Homework 07

Due Wednesday, 24 November, 10:10am. Please hand it in to Hossein before the beginning of the exercise session.

Problem 1

If the following programs type-check according to the rules given in the course, give the corresponding type derivation tree, otherwise give a partial tree that shows where it doesn’t work.

a) Assume the types Pos and Neg are defined as described in the lecture.

  def func1( f: Pos => Int): Int = f(5)
  def func2( f: Int): Neg = -5
  val z: Pos = func1(func2)

b) Note that Lists are immutable collections in Scala.

  class A
  class B extends A
  class C extends B
  def func1( a: (List[B],List[C]) => List[A]): B
  def func2( a: List[A], b: List[A]): List[C]
  val a: Array[A]
  a(0) = func1(func2)

Problem 2

Recall the TOOTOOL language as defined in the lecture notes. This language supports the following types:

  • Int
  • Pos <: Int
  • Neg <: Int

We slightly change the syntax of the TOOTOOL language so that it allows just multiplication and exponentiation. The new language has the following BNF syntax.

S::=VarDeclaration* Assignment*
VarDeclaration::=var Identifier: Type
Assignment::=Identifier = Expression
Expression::=Factor ((* | ^) Factor)?
Factor ::=IntegerLiteral | Variable

The goal of this exercise is to find a sound type system so that the program never evaluates an expression which has exponentiation by a negative number.
The state of a program at each moment consists of a mapping from its variables to an Int, Pos, or Neg number. Initially all the Int variables have the value 0, the Pos variables have the value 1 and the Neg variables have the value -1.
Given an initial state, we can define the computation of a program. A computation is a series of consecutive configurations of the program. A configuration contains the commands to be executed and the current state. Given a set of assignment commands and an initial state, a computation proceeds following a set of inference rules.

As an example, consider the following piece of code.

  var x: Int
  var y: Pos
  x = 2
  y = 3
  x = x ^ y

The initial state as mentioned above is $ \Sigma= \{x \rightarrow 0, y \rightarrow 1\}$. The computation of the program is as the following.
$(x = 2;y = 3;x = x ^ y , \{x \rightarrow 0, y \rightarrow 1\}) \longrightarrow $
$(y = 3;x = x ^ y , \{x \rightarrow 2, y \rightarrow 1\}) \longrightarrow$
$(x = x ^ y , \{x \rightarrow 2, y \rightarrow 3\} \longrightarrow $
$( , \{x \rightarrow 8, y \rightarrow 3\})$

The inference rules are defined using the evaluation function $f_\Sigma$ that evaluates an expression in a give state $\Sigma$.

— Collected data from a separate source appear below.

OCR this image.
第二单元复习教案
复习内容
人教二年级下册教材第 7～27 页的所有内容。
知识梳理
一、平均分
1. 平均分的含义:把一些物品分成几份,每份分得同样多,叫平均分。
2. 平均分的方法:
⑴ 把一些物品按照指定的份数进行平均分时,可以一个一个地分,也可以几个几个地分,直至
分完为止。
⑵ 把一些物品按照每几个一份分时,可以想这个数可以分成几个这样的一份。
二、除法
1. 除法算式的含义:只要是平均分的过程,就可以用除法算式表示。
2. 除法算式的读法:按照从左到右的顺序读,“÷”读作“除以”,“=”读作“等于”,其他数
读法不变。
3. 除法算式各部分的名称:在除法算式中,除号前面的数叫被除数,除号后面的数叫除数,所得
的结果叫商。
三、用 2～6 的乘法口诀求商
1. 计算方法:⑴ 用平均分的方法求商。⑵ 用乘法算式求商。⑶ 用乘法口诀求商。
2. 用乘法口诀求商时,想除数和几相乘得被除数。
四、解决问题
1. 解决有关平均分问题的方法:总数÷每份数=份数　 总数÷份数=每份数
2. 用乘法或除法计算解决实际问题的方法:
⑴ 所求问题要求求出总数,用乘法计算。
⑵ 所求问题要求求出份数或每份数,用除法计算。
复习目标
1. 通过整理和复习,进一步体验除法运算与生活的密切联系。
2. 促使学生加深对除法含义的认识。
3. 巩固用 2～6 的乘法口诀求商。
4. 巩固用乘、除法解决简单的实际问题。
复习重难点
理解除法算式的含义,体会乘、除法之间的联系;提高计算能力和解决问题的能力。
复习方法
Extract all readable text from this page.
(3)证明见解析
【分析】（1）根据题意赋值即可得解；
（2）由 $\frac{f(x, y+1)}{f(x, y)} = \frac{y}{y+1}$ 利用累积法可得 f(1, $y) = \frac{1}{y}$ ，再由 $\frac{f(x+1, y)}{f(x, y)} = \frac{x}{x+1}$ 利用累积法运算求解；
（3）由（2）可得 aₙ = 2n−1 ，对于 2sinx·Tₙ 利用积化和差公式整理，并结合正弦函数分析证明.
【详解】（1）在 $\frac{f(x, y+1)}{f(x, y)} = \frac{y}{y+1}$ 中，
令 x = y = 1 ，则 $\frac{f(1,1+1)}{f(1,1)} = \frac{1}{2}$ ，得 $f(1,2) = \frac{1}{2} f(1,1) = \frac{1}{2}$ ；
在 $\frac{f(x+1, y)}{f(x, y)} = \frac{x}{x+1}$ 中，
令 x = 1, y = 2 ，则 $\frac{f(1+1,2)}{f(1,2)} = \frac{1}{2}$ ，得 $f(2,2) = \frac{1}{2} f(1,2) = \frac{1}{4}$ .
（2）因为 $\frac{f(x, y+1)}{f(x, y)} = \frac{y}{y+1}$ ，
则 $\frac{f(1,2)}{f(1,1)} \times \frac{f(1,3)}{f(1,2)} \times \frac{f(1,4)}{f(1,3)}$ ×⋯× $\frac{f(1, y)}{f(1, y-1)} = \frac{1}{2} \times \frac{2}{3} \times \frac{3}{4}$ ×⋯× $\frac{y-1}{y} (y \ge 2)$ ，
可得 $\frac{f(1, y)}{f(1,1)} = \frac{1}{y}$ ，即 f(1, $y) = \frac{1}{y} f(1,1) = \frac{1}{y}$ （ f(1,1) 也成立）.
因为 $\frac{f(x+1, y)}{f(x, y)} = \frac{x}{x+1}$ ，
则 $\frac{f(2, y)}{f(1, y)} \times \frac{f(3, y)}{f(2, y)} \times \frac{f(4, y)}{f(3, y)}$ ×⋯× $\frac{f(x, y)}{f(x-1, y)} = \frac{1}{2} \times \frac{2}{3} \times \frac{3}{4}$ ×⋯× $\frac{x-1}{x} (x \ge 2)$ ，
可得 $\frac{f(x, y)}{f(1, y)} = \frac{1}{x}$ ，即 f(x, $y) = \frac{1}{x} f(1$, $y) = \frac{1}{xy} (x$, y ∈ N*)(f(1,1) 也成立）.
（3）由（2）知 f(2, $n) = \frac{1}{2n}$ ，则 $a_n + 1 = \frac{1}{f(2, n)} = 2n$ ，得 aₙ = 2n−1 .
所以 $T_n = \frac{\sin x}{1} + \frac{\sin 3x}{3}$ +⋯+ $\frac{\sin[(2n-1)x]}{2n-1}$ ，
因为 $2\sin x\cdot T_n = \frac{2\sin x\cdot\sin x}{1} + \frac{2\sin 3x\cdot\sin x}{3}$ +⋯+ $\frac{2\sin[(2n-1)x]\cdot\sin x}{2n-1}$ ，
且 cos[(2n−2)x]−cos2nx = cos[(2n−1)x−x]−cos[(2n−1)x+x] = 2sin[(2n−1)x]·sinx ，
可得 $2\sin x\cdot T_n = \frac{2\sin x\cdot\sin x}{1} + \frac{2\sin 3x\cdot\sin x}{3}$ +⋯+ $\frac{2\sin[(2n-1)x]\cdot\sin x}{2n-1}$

  • $f_{\Sigma}(Variable) = \Sigma(Variable)$
  • $f_{\Sigma}(IntegerLiteral) = IntegerLiteral$
  • $f_{\Sigma}(Factor_1 \hat\ Factor_2) = f_{\Sigma}(Factor_1) \hat\ f_{\Sigma}(Factor_2)$
  • $f_{\Sigma}(Factor_1 * Factor_2) = f_{\Sigma}(Factor_1) * f_{\Sigma}(Factor_2)$

We have the following inference rule in this version of the TOOTOOL program.

  • $( variable = expression;s_1;\cdots;s_n , \Sigma) \longrightarrow (s_1;\cdots;s_n , \Sigma \oplus \{variable\mapsto f_{\Sigma}(expression)\})$

Assume that we have the configuration $c = (p,\Sigma)$ at some point of computation. We say $c$ is very good if the following two criteria holds.

  • The program $p$ is type checked according to the type checking rules.
  • Each variable in $\Sigma$ belongs to the domain determined by its type (if z:Pos, then z is strictly positive).

a) Give the type checking rules that express the properties of multiplication and exponentiation in this setting.
b) Show that if a configuration is very good, after one step of computation according to the inference rule it remains very good in the next configuration.
If your type system of part a does not obey this behavior, you should change it.
c) Use induction to prove that the program never attempts to compute $x^y$ with a negative value $y$.